AndreGuo / ITMLUT

Official PyTorch implementation of "Redistributing the Precision and Content in 3D-LUT-based Inverse Tone-mapping for HDR/WCG Display" in CVMP2023 (SIGGRAPH European Conference on Visual Media Production).
Mozilla Public License 2.0
29 stars 3 forks source link

您好 有个一直以来的疑问 LUT本身作为查表的过程,为什么是可导(可以反向传播)的呢 #3

Open hhkyhhxbc opened 1 month ago

hhkyhhxbc commented 1 month ago

希望大佬能解我心头之惑 ^—^

AndreGuo commented 3 weeks ago

Q:

As a "look-up" process, how LUT is differentiable (back-propagatable)?

问:

LUT本身作为查表的过程,为什么是可导(可以反向传播)的呢?

A:

Take the most commonly-used trilinear interpolation for example, the output value of specific pixel comes from the linear combination of that of 8 adjacent vertices, so the gradient is just the weight.

You can refer to CUDA implementation of trilinear interpolation, where line 241-280 indicate how gradient is computed and line197-239 show how the weights is generated.

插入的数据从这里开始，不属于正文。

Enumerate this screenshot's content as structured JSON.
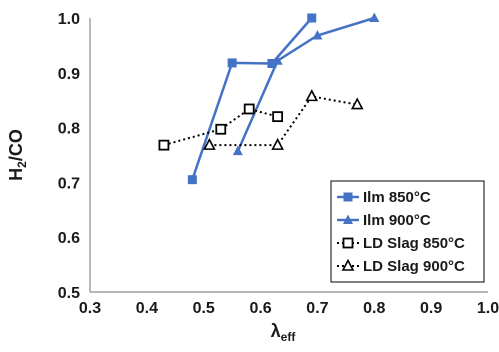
{
  "chart_data": {
    "type": "line",
    "xlabel": {
      "main": "λ",
      "sub": "eff"
    },
    "ylabel": {
      "main": "H",
      "sub": "2",
      "rest": "/CO"
    },
    "xlim": [
      0.3,
      1.0
    ],
    "ylim": [
      0.5,
      1.0
    ],
    "xticks": [
      "0.3",
      "0.4",
      "0.5",
      "0.6",
      "0.7",
      "0.8",
      "0.9",
      "1.0"
    ],
    "yticks": [
      "0.5",
      "0.6",
      "0.7",
      "0.8",
      "0.9",
      "1.0"
    ],
    "grid": false,
    "legend_position": "bottom-right",
    "series": [
      {
        "name": "Ilm 850°C",
        "color": "#4472C4",
        "marker": "square-filled",
        "line": "solid",
        "points": [
          [
            0.48,
            0.705
          ],
          [
            0.55,
            0.918
          ],
          [
            0.62,
            0.917
          ],
          [
            0.69,
            1.0
          ]
        ]
      },
      {
        "name": "Ilm 900°C",
        "color": "#4472C4",
        "marker": "triangle-filled",
        "line": "solid",
        "points": [
          [
            0.56,
            0.757
          ],
          [
            0.63,
            0.922
          ],
          [
            0.7,
            0.968
          ],
          [
            0.8,
            1.0
          ]
        ]
      },
      {
        "name": "LD Slag 850°C",
        "color": "#000000",
        "marker": "square-open",
        "line": "dotted",
        "points": [
          [
            0.43,
            0.768
          ],
          [
            0.53,
            0.797
          ],
          [
            0.58,
            0.834
          ],
          [
            0.63,
            0.82
          ]
        ]
      },
      {
        "name": "LD Slag 900°C",
        "color": "#000000",
        "marker": "triangle-open",
        "line": "dotted",
        "points": [
          [
            0.51,
            0.768
          ],
          [
            0.63,
            0.768
          ],
          [
            0.69,
            0.857
          ],
          [
            0.77,
            0.842
          ]
        ]
      }
    ]
  }
}
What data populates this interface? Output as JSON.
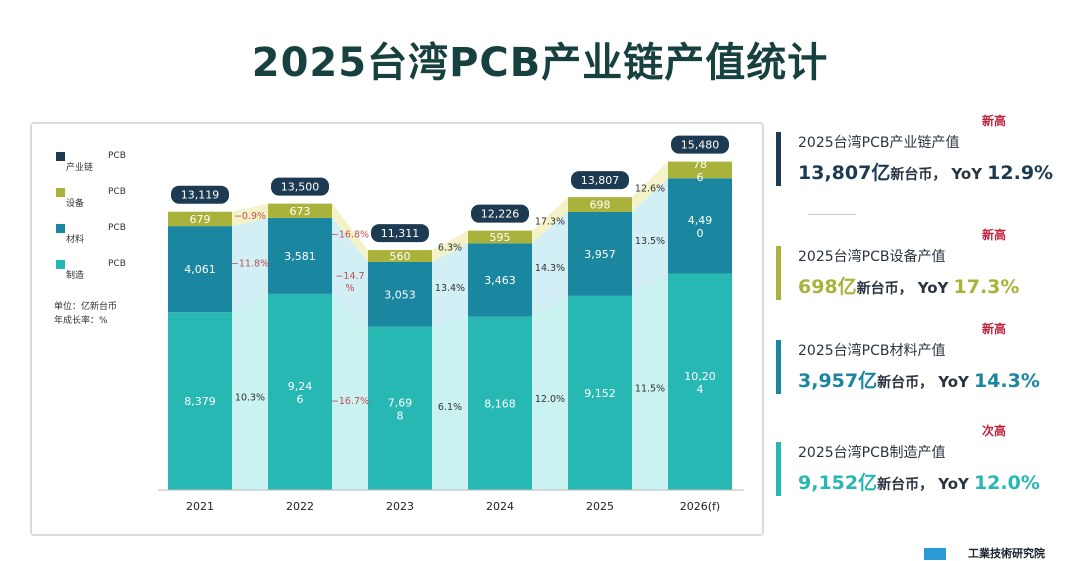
{
  "title": "2025台湾PCB产业链产值统计",
  "legend": {
    "pcb": "PCB",
    "items": [
      {
        "label": "产业链",
        "color": "#1c3a52"
      },
      {
        "label": "设备",
        "color": "#a9b23a"
      },
      {
        "label": "材料",
        "color": "#1a86a0"
      },
      {
        "label": "制造",
        "color": "#27b8b3"
      }
    ]
  },
  "unit_note": [
    "单位：亿新台币",
    "年成长率：%"
  ],
  "chart_data": {
    "type": "bar",
    "stacked": true,
    "categories": [
      "2021",
      "2022",
      "2023",
      "2024",
      "2025",
      "2026(f)"
    ],
    "series": [
      {
        "name": "制造",
        "values": [
          8379,
          9246,
          7698,
          8168,
          9152,
          10204
        ],
        "labels": [
          "8,379",
          "9,24\n6",
          "7,69\n8",
          "8,168",
          "9,152",
          "10,20\n4"
        ]
      },
      {
        "name": "材料",
        "values": [
          4061,
          3581,
          3053,
          3463,
          3957,
          4490
        ],
        "labels": [
          "4,061",
          "3,581",
          "3,053",
          "3,463",
          "3,957",
          "4,49\n0"
        ]
      },
      {
        "name": "设备",
        "values": [
          679,
          673,
          560,
          595,
          698,
          786
        ],
        "labels": [
          "679",
          "673",
          "560",
          "595",
          "698",
          "78\n6"
        ]
      }
    ],
    "totals": [
      "13,119",
      "13,500",
      "11,311",
      "12,226",
      "13,807",
      "15,480"
    ],
    "growth": {
      "设备": [
        "−0.9%",
        "−16.8%",
        "6.3%",
        "17.3%",
        "12.6%"
      ],
      "材料": [
        "−11.8%",
        "−14.7\n%",
        "13.4%",
        "14.3%",
        "13.5%"
      ],
      "制造": [
        "10.3%",
        "−16.7%",
        "6.1%",
        "12.0%",
        "11.5%"
      ]
    },
    "ylim": [
      0,
      16500
    ]
  },
  "side": [
    {
      "badge": "新高",
      "label": "2025台湾PCB产业链产值",
      "number": "13,807亿",
      "unit": "新台币，",
      "yoy_label": "YoY",
      "yoy": "12.9%",
      "color": "#1c3a52"
    },
    {
      "badge": "新高",
      "label": "2025台湾PCB设备产值",
      "number": "698亿",
      "unit": "新台币，",
      "yoy_label": "YoY",
      "yoy": "17.3%",
      "color": "#a9b23a"
    },
    {
      "badge": "新高",
      "label": "2025台湾PCB材料产值",
      "number": "3,957亿",
      "unit": "新台币，",
      "yoy_label": "YoY",
      "yoy": "14.3%",
      "color": "#1a86a0"
    },
    {
      "badge": "次高",
      "label": "2025台湾PCB制造产值",
      "number": "9,152亿",
      "unit": "新台币，",
      "yoy_label": "YoY",
      "yoy": "12.0%",
      "color": "#27b8b3"
    }
  ],
  "source": "工業技術研究院"
}
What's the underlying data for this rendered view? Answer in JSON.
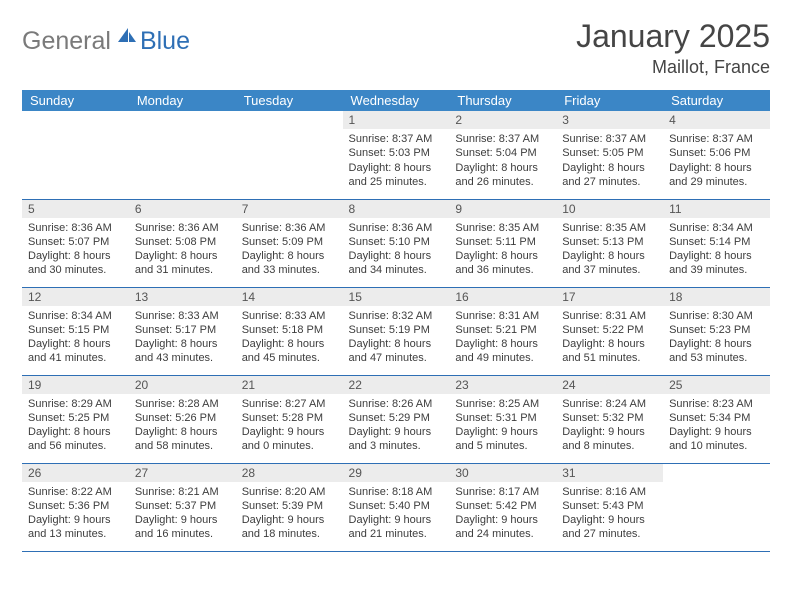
{
  "logo": {
    "general": "General",
    "blue": "Blue"
  },
  "title": "January 2025",
  "location": "Maillot, France",
  "colors": {
    "header_bg": "#3b86c6",
    "header_fg": "#ffffff",
    "daynum_bg": "#ececec",
    "row_border": "#2e6fb5",
    "logo_gray": "#7a7a7a",
    "logo_blue": "#2e6fb5"
  },
  "weekdays": [
    "Sunday",
    "Monday",
    "Tuesday",
    "Wednesday",
    "Thursday",
    "Friday",
    "Saturday"
  ],
  "weeks": [
    [
      {
        "n": "",
        "l1": "",
        "l2": "",
        "l3": "",
        "l4": ""
      },
      {
        "n": "",
        "l1": "",
        "l2": "",
        "l3": "",
        "l4": ""
      },
      {
        "n": "",
        "l1": "",
        "l2": "",
        "l3": "",
        "l4": ""
      },
      {
        "n": "1",
        "l1": "Sunrise: 8:37 AM",
        "l2": "Sunset: 5:03 PM",
        "l3": "Daylight: 8 hours",
        "l4": "and 25 minutes."
      },
      {
        "n": "2",
        "l1": "Sunrise: 8:37 AM",
        "l2": "Sunset: 5:04 PM",
        "l3": "Daylight: 8 hours",
        "l4": "and 26 minutes."
      },
      {
        "n": "3",
        "l1": "Sunrise: 8:37 AM",
        "l2": "Sunset: 5:05 PM",
        "l3": "Daylight: 8 hours",
        "l4": "and 27 minutes."
      },
      {
        "n": "4",
        "l1": "Sunrise: 8:37 AM",
        "l2": "Sunset: 5:06 PM",
        "l3": "Daylight: 8 hours",
        "l4": "and 29 minutes."
      }
    ],
    [
      {
        "n": "5",
        "l1": "Sunrise: 8:36 AM",
        "l2": "Sunset: 5:07 PM",
        "l3": "Daylight: 8 hours",
        "l4": "and 30 minutes."
      },
      {
        "n": "6",
        "l1": "Sunrise: 8:36 AM",
        "l2": "Sunset: 5:08 PM",
        "l3": "Daylight: 8 hours",
        "l4": "and 31 minutes."
      },
      {
        "n": "7",
        "l1": "Sunrise: 8:36 AM",
        "l2": "Sunset: 5:09 PM",
        "l3": "Daylight: 8 hours",
        "l4": "and 33 minutes."
      },
      {
        "n": "8",
        "l1": "Sunrise: 8:36 AM",
        "l2": "Sunset: 5:10 PM",
        "l3": "Daylight: 8 hours",
        "l4": "and 34 minutes."
      },
      {
        "n": "9",
        "l1": "Sunrise: 8:35 AM",
        "l2": "Sunset: 5:11 PM",
        "l3": "Daylight: 8 hours",
        "l4": "and 36 minutes."
      },
      {
        "n": "10",
        "l1": "Sunrise: 8:35 AM",
        "l2": "Sunset: 5:13 PM",
        "l3": "Daylight: 8 hours",
        "l4": "and 37 minutes."
      },
      {
        "n": "11",
        "l1": "Sunrise: 8:34 AM",
        "l2": "Sunset: 5:14 PM",
        "l3": "Daylight: 8 hours",
        "l4": "and 39 minutes."
      }
    ],
    [
      {
        "n": "12",
        "l1": "Sunrise: 8:34 AM",
        "l2": "Sunset: 5:15 PM",
        "l3": "Daylight: 8 hours",
        "l4": "and 41 minutes."
      },
      {
        "n": "13",
        "l1": "Sunrise: 8:33 AM",
        "l2": "Sunset: 5:17 PM",
        "l3": "Daylight: 8 hours",
        "l4": "and 43 minutes."
      },
      {
        "n": "14",
        "l1": "Sunrise: 8:33 AM",
        "l2": "Sunset: 5:18 PM",
        "l3": "Daylight: 8 hours",
        "l4": "and 45 minutes."
      },
      {
        "n": "15",
        "l1": "Sunrise: 8:32 AM",
        "l2": "Sunset: 5:19 PM",
        "l3": "Daylight: 8 hours",
        "l4": "and 47 minutes."
      },
      {
        "n": "16",
        "l1": "Sunrise: 8:31 AM",
        "l2": "Sunset: 5:21 PM",
        "l3": "Daylight: 8 hours",
        "l4": "and 49 minutes."
      },
      {
        "n": "17",
        "l1": "Sunrise: 8:31 AM",
        "l2": "Sunset: 5:22 PM",
        "l3": "Daylight: 8 hours",
        "l4": "and 51 minutes."
      },
      {
        "n": "18",
        "l1": "Sunrise: 8:30 AM",
        "l2": "Sunset: 5:23 PM",
        "l3": "Daylight: 8 hours",
        "l4": "and 53 minutes."
      }
    ],
    [
      {
        "n": "19",
        "l1": "Sunrise: 8:29 AM",
        "l2": "Sunset: 5:25 PM",
        "l3": "Daylight: 8 hours",
        "l4": "and 56 minutes."
      },
      {
        "n": "20",
        "l1": "Sunrise: 8:28 AM",
        "l2": "Sunset: 5:26 PM",
        "l3": "Daylight: 8 hours",
        "l4": "and 58 minutes."
      },
      {
        "n": "21",
        "l1": "Sunrise: 8:27 AM",
        "l2": "Sunset: 5:28 PM",
        "l3": "Daylight: 9 hours",
        "l4": "and 0 minutes."
      },
      {
        "n": "22",
        "l1": "Sunrise: 8:26 AM",
        "l2": "Sunset: 5:29 PM",
        "l3": "Daylight: 9 hours",
        "l4": "and 3 minutes."
      },
      {
        "n": "23",
        "l1": "Sunrise: 8:25 AM",
        "l2": "Sunset: 5:31 PM",
        "l3": "Daylight: 9 hours",
        "l4": "and 5 minutes."
      },
      {
        "n": "24",
        "l1": "Sunrise: 8:24 AM",
        "l2": "Sunset: 5:32 PM",
        "l3": "Daylight: 9 hours",
        "l4": "and 8 minutes."
      },
      {
        "n": "25",
        "l1": "Sunrise: 8:23 AM",
        "l2": "Sunset: 5:34 PM",
        "l3": "Daylight: 9 hours",
        "l4": "and 10 minutes."
      }
    ],
    [
      {
        "n": "26",
        "l1": "Sunrise: 8:22 AM",
        "l2": "Sunset: 5:36 PM",
        "l3": "Daylight: 9 hours",
        "l4": "and 13 minutes."
      },
      {
        "n": "27",
        "l1": "Sunrise: 8:21 AM",
        "l2": "Sunset: 5:37 PM",
        "l3": "Daylight: 9 hours",
        "l4": "and 16 minutes."
      },
      {
        "n": "28",
        "l1": "Sunrise: 8:20 AM",
        "l2": "Sunset: 5:39 PM",
        "l3": "Daylight: 9 hours",
        "l4": "and 18 minutes."
      },
      {
        "n": "29",
        "l1": "Sunrise: 8:18 AM",
        "l2": "Sunset: 5:40 PM",
        "l3": "Daylight: 9 hours",
        "l4": "and 21 minutes."
      },
      {
        "n": "30",
        "l1": "Sunrise: 8:17 AM",
        "l2": "Sunset: 5:42 PM",
        "l3": "Daylight: 9 hours",
        "l4": "and 24 minutes."
      },
      {
        "n": "31",
        "l1": "Sunrise: 8:16 AM",
        "l2": "Sunset: 5:43 PM",
        "l3": "Daylight: 9 hours",
        "l4": "and 27 minutes."
      },
      {
        "n": "",
        "l1": "",
        "l2": "",
        "l3": "",
        "l4": ""
      }
    ]
  ]
}
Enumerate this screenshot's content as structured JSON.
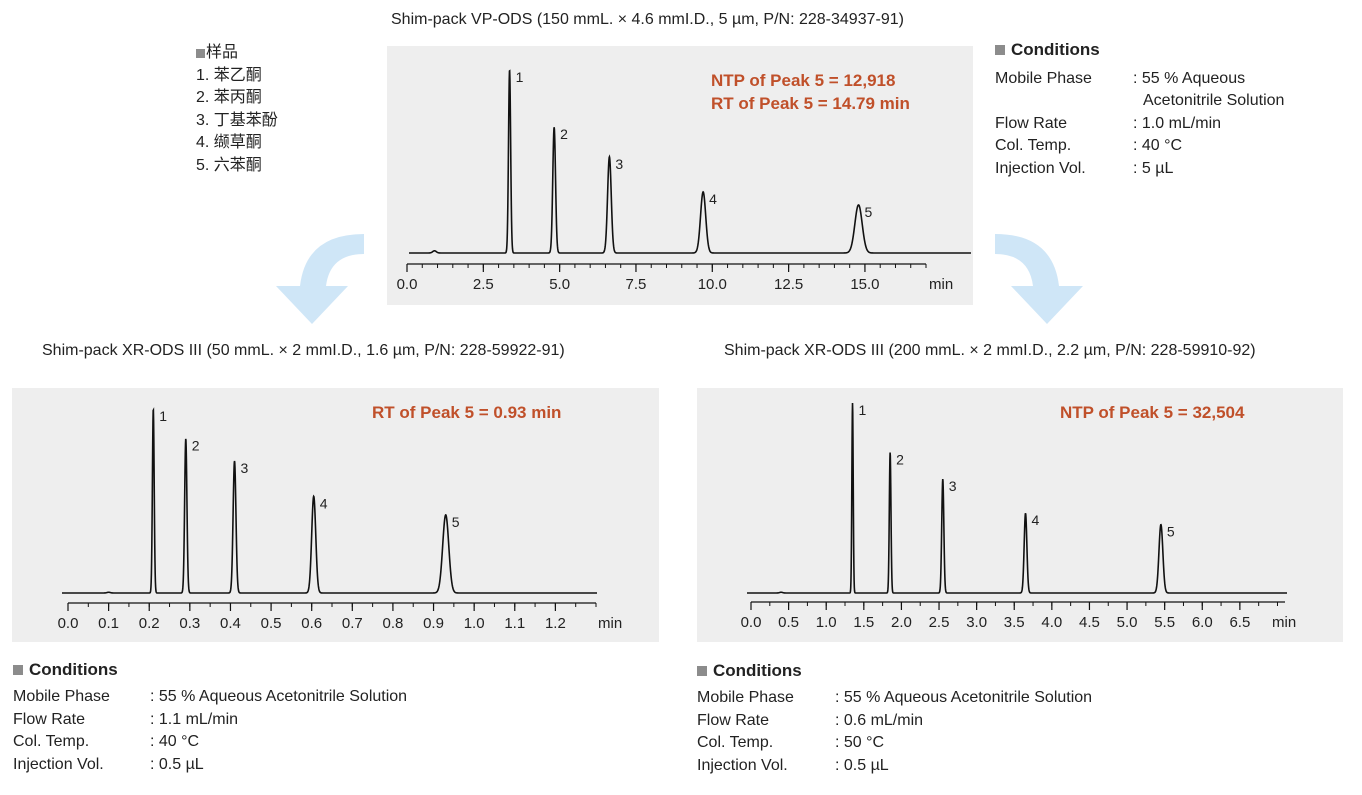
{
  "samples": {
    "heading": "样品",
    "items": [
      "1. 苯乙酮",
      "2. 苯丙酮",
      "3. 丁基苯酚",
      "4. 缬草酮",
      "5. 六苯酮"
    ]
  },
  "colors": {
    "panel_bg": "#eeeeee",
    "annotation": "#c0502a",
    "arrow": "#cfe6f7",
    "trace": "#111111"
  },
  "top_conditions": {
    "heading": "Conditions",
    "rows": [
      {
        "label": "Mobile Phase",
        "value": ": 55 % Aqueous",
        "value2": "Acetonitrile Solution"
      },
      {
        "label": "Flow Rate",
        "value": ": 1.0 mL/min"
      },
      {
        "label": "Col. Temp.",
        "value": ": 40 °C"
      },
      {
        "label": "Injection Vol.",
        "value": ": 5 µL"
      }
    ]
  },
  "left_conditions": {
    "heading": "Conditions",
    "rows": [
      {
        "label": "Mobile Phase",
        "value": ": 55 % Aqueous Acetonitrile Solution"
      },
      {
        "label": "Flow Rate",
        "value": ": 1.1 mL/min"
      },
      {
        "label": "Col. Temp.",
        "value": ": 40 °C"
      },
      {
        "label": "Injection Vol.",
        "value": ": 0.5 µL"
      }
    ]
  },
  "right_conditions": {
    "heading": "Conditions",
    "rows": [
      {
        "label": "Mobile Phase",
        "value": ": 55 % Aqueous Acetonitrile Solution"
      },
      {
        "label": "Flow Rate",
        "value": ": 0.6 mL/min"
      },
      {
        "label": "Col. Temp.",
        "value": ": 50 °C"
      },
      {
        "label": "Injection Vol.",
        "value": ": 0.5 µL"
      }
    ]
  },
  "chart_data": [
    {
      "type": "line",
      "title": "Shim-pack VP-ODS (150 mmL. × 4.6 mmI.D., 5 µm, P/N: 228-34937-91)",
      "annotations": [
        "NTP of Peak 5 = 12,918",
        "RT of Peak 5 = 14.79 min"
      ],
      "xlabel": "min",
      "xlim": [
        0,
        17
      ],
      "ylim": [
        0,
        1
      ],
      "ticks": [
        "0.0",
        "2.5",
        "5.0",
        "7.5",
        "10.0",
        "12.5",
        "15.0"
      ],
      "tick_values": [
        0,
        2.5,
        5,
        7.5,
        10,
        12.5,
        15
      ],
      "minor_step": 0.5,
      "small_bump": {
        "x": 0.9,
        "height": 0.012,
        "width": 0.06
      },
      "peaks": [
        {
          "label": "1",
          "x": 3.36,
          "height": 0.99,
          "width": 0.035
        },
        {
          "label": "2",
          "x": 4.82,
          "height": 0.68,
          "width": 0.045
        },
        {
          "label": "3",
          "x": 6.63,
          "height": 0.52,
          "width": 0.06
        },
        {
          "label": "4",
          "x": 9.7,
          "height": 0.33,
          "width": 0.085
        },
        {
          "label": "5",
          "x": 14.79,
          "height": 0.26,
          "width": 0.12
        }
      ]
    },
    {
      "type": "line",
      "title": "Shim-pack XR-ODS III (50 mmL. × 2 mmI.D., 1.6 µm, P/N: 228-59922-91)",
      "annotations": [
        "RT of Peak 5 = 0.93 min"
      ],
      "xlabel": "min",
      "xlim": [
        0,
        1.3
      ],
      "ylim": [
        0,
        1
      ],
      "ticks": [
        "0.0",
        "0.1",
        "0.2",
        "0.3",
        "0.4",
        "0.5",
        "0.6",
        "0.7",
        "0.8",
        "0.9",
        "1.0",
        "1.1",
        "1.2"
      ],
      "tick_values": [
        0,
        0.1,
        0.2,
        0.3,
        0.4,
        0.5,
        0.6,
        0.7,
        0.8,
        0.9,
        1.0,
        1.1,
        1.2
      ],
      "minor_step": 0.05,
      "small_bump": {
        "x": 0.1,
        "height": 0.004,
        "width": 0.004
      },
      "peaks": [
        {
          "label": "1",
          "x": 0.21,
          "height": 0.99,
          "width": 0.0022
        },
        {
          "label": "2",
          "x": 0.29,
          "height": 0.83,
          "width": 0.0028
        },
        {
          "label": "3",
          "x": 0.41,
          "height": 0.71,
          "width": 0.0035
        },
        {
          "label": "4",
          "x": 0.605,
          "height": 0.52,
          "width": 0.005
        },
        {
          "label": "5",
          "x": 0.93,
          "height": 0.42,
          "width": 0.0075
        }
      ]
    },
    {
      "type": "line",
      "title": "Shim-pack XR-ODS III (200 mmL. × 2 mmI.D., 2.2 µm, P/N: 228-59910-92)",
      "annotations": [
        "NTP of Peak 5 = 32,504"
      ],
      "xlabel": "min",
      "xlim": [
        0,
        7.1
      ],
      "ylim": [
        0,
        1
      ],
      "ticks": [
        "0.0",
        "0.5",
        "1.0",
        "1.5",
        "2.0",
        "2.5",
        "3.0",
        "3.5",
        "4.0",
        "4.5",
        "5.0",
        "5.5",
        "6.0",
        "6.5"
      ],
      "tick_values": [
        0,
        0.5,
        1.0,
        1.5,
        2.0,
        2.5,
        3.0,
        3.5,
        4.0,
        4.5,
        5.0,
        5.5,
        6.0,
        6.5
      ],
      "minor_step": 0.25,
      "small_bump": {
        "x": 0.4,
        "height": 0.004,
        "width": 0.02
      },
      "peaks": [
        {
          "label": "1",
          "x": 1.35,
          "height": 1.0,
          "width": 0.009
        },
        {
          "label": "2",
          "x": 1.85,
          "height": 0.74,
          "width": 0.011
        },
        {
          "label": "3",
          "x": 2.55,
          "height": 0.6,
          "width": 0.014
        },
        {
          "label": "4",
          "x": 3.65,
          "height": 0.42,
          "width": 0.018
        },
        {
          "label": "5",
          "x": 5.45,
          "height": 0.36,
          "width": 0.026
        }
      ]
    }
  ]
}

Of cause, torch.nn.functional.grid_sample in PyTorch should implement the same thing (see here), you can also refer to their code to see how 'LUT is differentiable'.

And the weights is derived by solving linear equations, take other interpolation e.g. tetrahedral for example, its weights derivation is different form trilinear interpolation, see eq. 2 & 3 in Tetrahedral Interpolation on Regular Grids.

答:

以最常见的三线性插值为例,输出图像某像素的RGB值来源于LUT相邻8个顶点所记录RGB值的线性组合,因此梯度就是线性权重。

参见三线性插值的CUDA实现第241-280行展示了反向传播的梯度计算,第197-239行说明了权重的计算方式。

PyTorch原生的torch.nn.functional.grid_sample函数也可以实现三线性插值并反向传播(见此处),你也可以参考该函数的源码以了解原理。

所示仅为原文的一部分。